How can this help government data? Michael Dalton from the Bureau of Labor Statistics talked about how he was able to use data from Career Builder to help validate the BLS’s Job Openings and Labor Turnover Summary (JOLTS), which makes plenty of sense. One can imagine that aggregated data from payroll provider could be invaluable. But if the company sees the value in the data, they may no longer make it publicly available. And one of the goals of using this data is to save money, not spend more.
Public Administrative Data
It seems that at every conference we attend, the Census Bureau has a session on their attempts to increase survey response rates (sometimes it’s as simple as changing the font on the envelope). In a slight twist on that, this conference had a session on the Census’s attempts to increase trust in the Census and alleviate concerns about privacy.
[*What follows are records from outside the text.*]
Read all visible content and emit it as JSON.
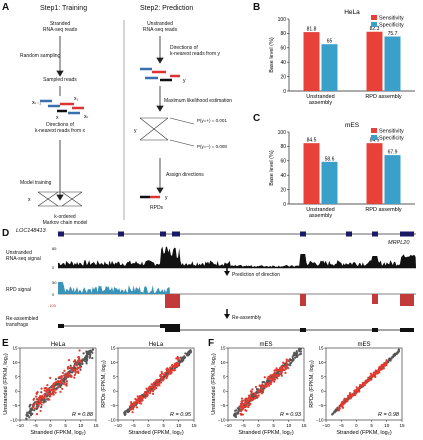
{
  "panels": {
    "A": {
      "label": "A",
      "step1_title": "Step1: Training",
      "step2_title": "Step2: Prediction",
      "step1": {
        "stranded_reads": "Stranded\nRNA-seq reads",
        "random_sampling": "Random sampling",
        "sampled_reads": "Sampled reads",
        "directions_x": "Directions of\nk-nearest reads from x",
        "model_training": "Model training",
        "markov": "k-ordered\nMarkov chain model",
        "x_label": "x",
        "x1": "x₁",
        "x2": "x₂",
        "xk1": "xₖ₋₁",
        "xk": "xₖ"
      },
      "step2": {
        "unstranded_reads": "Unstranded\nRNA-seq reads",
        "directions_y": "Directions of\nk-nearest reads from y",
        "mle": "Maximum likelihood estimation",
        "p_plus": "P(y=+) = 0.001",
        "p_minus": "P(y=−) = 0.008",
        "assign": "Assign directions",
        "rpds": "RPDs",
        "y_label": "y"
      }
    },
    "B": {
      "label": "B",
      "cell": "HeLa",
      "ylabel": "Base level (%)"
    },
    "C": {
      "label": "C",
      "cell": "mES",
      "ylabel": "Base level (%)"
    },
    "D": {
      "label": "D",
      "gene_left": "LOC148413",
      "gene_right": "MRPL20",
      "unstranded_signal": "Unstranded\nRNA-seq signal",
      "rpd_signal": "RPD signal",
      "reassembled": "Re-assembled\ntransfrags",
      "prediction": "Prediction of direction",
      "reassembly": "Re-assembly",
      "axis_0": "0",
      "axis_85": "85",
      "axis_50": "50",
      "axis_neg100": "-100"
    },
    "E": {
      "label": "E"
    },
    "F": {
      "label": "F"
    }
  },
  "legend": {
    "sensitivity": "Sensitivity",
    "specificity": "Specificity"
  },
  "colors": {
    "sensitivity": "#e8413a",
    "specificity": "#3a9fc9",
    "track_black": "#111111",
    "rpd_blue": "#3a93b8",
    "rpd_red": "#c23a3a",
    "scatter_gray": "#555555",
    "scatter_red": "#e53a2f"
  },
  "chart_data": [
    {
      "type": "bar",
      "title": "HeLa",
      "categories": [
        "Unstranded\nassembly",
        "RPD assembly"
      ],
      "series": [
        {
          "name": "Sensitivity",
          "values": [
            81.8,
            82.3
          ]
        },
        {
          "name": "Specificity",
          "values": [
            65,
            75.7
          ]
        }
      ],
      "ylabel": "Base level (%)",
      "ylim": [
        0,
        100
      ],
      "yticks": [
        "0",
        "20",
        "40",
        "60",
        "80",
        "100"
      ],
      "legend": "top-right"
    },
    {
      "type": "bar",
      "title": "mES",
      "categories": [
        "Unstranded\nassembly",
        "RPD assembly"
      ],
      "series": [
        {
          "name": "Sensitivity",
          "values": [
            84.5,
            84.5
          ]
        },
        {
          "name": "Specificity",
          "values": [
            58.6,
            67.9
          ]
        }
      ],
      "ylabel": "Base level (%)",
      "ylim": [
        0,
        100
      ],
      "yticks": [
        "0",
        "20",
        "40",
        "60",
        "80",
        "100"
      ],
      "legend": "top-right"
    },
    {
      "type": "scatter",
      "title": "HeLa",
      "xlabel": "Stranded (FPKM, log₂)",
      "ylabel": "Unstranded (FPKM, log₂)",
      "annotation": "R = 0.88",
      "xlim": [
        -10,
        15
      ],
      "ylim": [
        -10,
        15
      ],
      "xticks": [
        "−10",
        "−5",
        "0",
        "5",
        "10",
        "15"
      ],
      "yticks": [
        "−10",
        "−5",
        "0",
        "5",
        "10",
        "15"
      ]
    },
    {
      "type": "scatter",
      "title": "HeLa",
      "xlabel": "Stranded (FPKM, log₂)",
      "ylabel": "RPDs (FPKM, log₂)",
      "annotation": "R = 0.95",
      "xlim": [
        -10,
        15
      ],
      "ylim": [
        -10,
        15
      ],
      "xticks": [
        "−10",
        "−5",
        "0",
        "5",
        "10",
        "15"
      ],
      "yticks": [
        "−10",
        "−5",
        "0",
        "5",
        "10",
        "15"
      ]
    },
    {
      "type": "scatter",
      "title": "mES",
      "xlabel": "Stranded (FPKM, log₂)",
      "ylabel": "Unstranded (FPKM, log₂)",
      "annotation": "R = 0.93",
      "xlim": [
        -10,
        15
      ],
      "ylim": [
        -10,
        15
      ],
      "xticks": [
        "−10",
        "−5",
        "0",
        "5",
        "10",
        "15"
      ],
      "yticks": [
        "−10",
        "−5",
        "0",
        "5",
        "10",
        "15"
      ]
    },
    {
      "type": "scatter",
      "title": "mES",
      "xlabel": "Stranded (FPKM, log₂)",
      "ylabel": "RPDs (FPKM, log₂)",
      "annotation": "R = 0.98",
      "xlim": [
        -10,
        15
      ],
      "ylim": [
        -10,
        15
      ],
      "xticks": [
        "−10",
        "−5",
        "0",
        "5",
        "10",
        "15"
      ],
      "yticks": [
        "−10",
        "−5",
        "0",
        "5",
        "10",
        "15"
      ]
    }
  ]
}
A central problem the Census faces is non-responses. Historically, if a household doesn’t respond to the Census, someone is sent to knock on their door. If no one answers, they might talk to a neighbor, and find out how many people live in the non-responder’s house. It turns out, some people find this creepy!
As an alternative, the Census could use administrative data, such as the aforementioned HUD/USPS vacancy data, or Social Security address data, to get information about non-responders. Is that less creepy? The Census did their own surveys (as you’d expect) and conducted some focus groups, and found that by and large, the public already expects that different government entities share data, and so people didn’t have a problem with this. Unfortunately, it also meant they might be less apt to share data with the Census, because they think it might get shared with, say, the Department of Homeland Security, or the IRS. (It doesn’t.) As usual, the specific wording often plays a big role in people’s attitudes towards what the Census does.
But it’s not always easy for different government agencies to share data. The Bureau of Economic Analysis wanted to use Census data to help their calculations of the GDP, and ran into all kinds of roadblocks. The Census Bureau and BEA are part of the same government agency (the Commerce Department). As of this year, they work in the same building. As Nancy Potok put it, “That’s at the far end of the ridiculous spectrum.”
Hearing all this talk about administrative data was interesting after my visit earlier this year to the ACS Data Users Conference. There, the talk was about how administrative data was a fad, and the real solutions were going to come through better use of survey data. It makes sense, though, that a conference devoted to survey data might be skeptical of other data. But it definitely drives home the sense that there are multiple perspectives on this.
One of the points made by various speakers is that use of administrative data is in its infancy. With survey data, we have decades of standards and methodologies around margins of error, sample sizes, etc. Little of that exists with administrative data, so far. We’ll see at next year’s APDU conference how far along its coming.